The projections indicate that the sector will be financially stable during the remainder of the forecast period (2014-15 to 2016-17), although these are reliant on institutions achieving their student recruitment targets and incurring no further reductions in government funding. Across the sector there is a wide variation in the projected financial performance of institutions.
Overall, increasing levels of income from home, European Union (EU) and international students are projected, with teaching-related income – which includes public funding and tuition fees – expected to rise from £13.5 billion in 2012-13 to £15.6 billion in 2016-17 (real terms). This is driven by an increase in student numbers.

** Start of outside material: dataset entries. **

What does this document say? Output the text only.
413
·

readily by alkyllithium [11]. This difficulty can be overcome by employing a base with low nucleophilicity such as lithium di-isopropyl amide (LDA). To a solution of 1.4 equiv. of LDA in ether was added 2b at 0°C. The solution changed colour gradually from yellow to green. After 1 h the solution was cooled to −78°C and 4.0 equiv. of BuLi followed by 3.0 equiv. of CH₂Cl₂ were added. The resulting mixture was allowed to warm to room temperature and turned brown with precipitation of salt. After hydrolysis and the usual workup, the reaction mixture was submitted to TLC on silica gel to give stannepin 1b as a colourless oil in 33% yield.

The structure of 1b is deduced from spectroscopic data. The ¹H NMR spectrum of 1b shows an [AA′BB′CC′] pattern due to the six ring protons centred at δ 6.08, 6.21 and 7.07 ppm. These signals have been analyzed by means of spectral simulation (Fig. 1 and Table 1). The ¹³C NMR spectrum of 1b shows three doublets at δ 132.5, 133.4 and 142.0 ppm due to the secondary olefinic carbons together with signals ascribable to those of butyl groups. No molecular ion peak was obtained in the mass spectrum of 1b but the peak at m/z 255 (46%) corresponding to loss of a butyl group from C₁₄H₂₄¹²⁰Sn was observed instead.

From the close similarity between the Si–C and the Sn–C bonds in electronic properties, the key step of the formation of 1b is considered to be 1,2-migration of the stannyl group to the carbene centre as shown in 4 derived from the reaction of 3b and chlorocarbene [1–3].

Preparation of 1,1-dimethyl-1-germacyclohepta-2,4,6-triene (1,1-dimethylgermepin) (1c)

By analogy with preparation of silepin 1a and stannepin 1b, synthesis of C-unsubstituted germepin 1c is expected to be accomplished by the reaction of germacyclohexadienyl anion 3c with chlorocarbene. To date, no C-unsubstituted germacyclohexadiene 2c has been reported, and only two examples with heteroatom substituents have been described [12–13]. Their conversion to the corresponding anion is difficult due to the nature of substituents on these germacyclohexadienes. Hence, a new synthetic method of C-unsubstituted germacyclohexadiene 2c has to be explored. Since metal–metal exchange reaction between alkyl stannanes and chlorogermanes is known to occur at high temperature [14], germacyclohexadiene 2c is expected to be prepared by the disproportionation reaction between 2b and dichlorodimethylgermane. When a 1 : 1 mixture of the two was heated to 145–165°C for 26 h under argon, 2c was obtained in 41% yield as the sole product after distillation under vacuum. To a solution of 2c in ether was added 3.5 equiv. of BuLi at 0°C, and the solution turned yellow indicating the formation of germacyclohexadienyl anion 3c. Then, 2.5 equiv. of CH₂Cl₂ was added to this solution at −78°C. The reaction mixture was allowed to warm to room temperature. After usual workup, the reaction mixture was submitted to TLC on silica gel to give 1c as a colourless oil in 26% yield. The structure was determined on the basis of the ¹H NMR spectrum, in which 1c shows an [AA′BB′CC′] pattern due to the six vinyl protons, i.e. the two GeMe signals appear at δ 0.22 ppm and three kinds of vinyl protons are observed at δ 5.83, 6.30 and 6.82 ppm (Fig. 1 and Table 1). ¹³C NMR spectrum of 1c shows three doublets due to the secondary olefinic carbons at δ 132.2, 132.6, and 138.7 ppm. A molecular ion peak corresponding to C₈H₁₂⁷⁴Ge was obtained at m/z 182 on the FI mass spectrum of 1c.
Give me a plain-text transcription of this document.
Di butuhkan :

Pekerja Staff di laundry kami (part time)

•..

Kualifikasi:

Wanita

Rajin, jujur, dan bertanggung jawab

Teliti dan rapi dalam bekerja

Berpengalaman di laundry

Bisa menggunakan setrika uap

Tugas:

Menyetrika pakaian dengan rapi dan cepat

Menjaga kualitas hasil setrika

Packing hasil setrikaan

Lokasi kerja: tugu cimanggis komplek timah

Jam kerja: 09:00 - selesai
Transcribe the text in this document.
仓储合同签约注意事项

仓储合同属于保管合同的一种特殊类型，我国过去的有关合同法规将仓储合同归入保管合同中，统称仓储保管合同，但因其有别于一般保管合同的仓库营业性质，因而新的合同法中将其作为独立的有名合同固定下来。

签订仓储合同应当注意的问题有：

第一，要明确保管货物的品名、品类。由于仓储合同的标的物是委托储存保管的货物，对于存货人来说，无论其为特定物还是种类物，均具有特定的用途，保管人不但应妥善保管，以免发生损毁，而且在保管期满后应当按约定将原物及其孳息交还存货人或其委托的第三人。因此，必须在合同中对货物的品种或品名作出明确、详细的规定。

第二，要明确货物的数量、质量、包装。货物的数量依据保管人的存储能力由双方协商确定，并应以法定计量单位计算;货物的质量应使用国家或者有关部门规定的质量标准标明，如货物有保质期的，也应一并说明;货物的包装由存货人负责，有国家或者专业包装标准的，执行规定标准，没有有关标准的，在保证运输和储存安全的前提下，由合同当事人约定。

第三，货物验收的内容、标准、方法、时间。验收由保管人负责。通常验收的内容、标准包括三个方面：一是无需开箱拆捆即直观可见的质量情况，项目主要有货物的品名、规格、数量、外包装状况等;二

Student number projections submitted by institutions to support financial forecasts indicate that the sector remains cautious about home and EU recruitment in 2014-15, with marginal increases projected in full-time undergraduate student numbers. Greater increases are expected in 2015-16 and 2016-17, reflecting the removal of the student number control from 2015-16 (although institutional projections vary a great deal).
The sector expects overseas fee income to rise from £3 billion in 2012-13 to £4.2 billion in 2016-17. However, if the slowdown in the growth of international full-time undergraduate entrants experienced in 2012-13 continues, there is a risk that the sector will be unable to deliver this level of growth.
The sector is planning to invest over £15.2 billion in infrastructure projects during the next four years.
Forecasts show that much higher proportions of capital investment are funded by internal cash and borrowing than have been seen in the past.
Cash holdings (cash and current investments) are projected to fall from £7.4 billion at 31 July 2013 to £5.5 billion by the end of 2016-17. At the same time, borrowing is expected to rise from £6.2 billion at 31 July 2013 to £8.3 billion by the end of 2016-17.
With reduced levels of publicly funded capital grants, institutions will need to generate higher surpluses in the longer term to sustain the necessary investment in infrastructure and student services to respond to increasing domestic and overseas competition.
Based on the financial forecasts, no institutions are presently close to the risk of insolvency.
Strong liquidity is particularly important since the current level of uncertainty in the sector over future government funding, home and EU student recruitment (following the removal of the student number control), and overseas student recruitment could result in more volatile forecasts and widening differences in financial performance between institutions.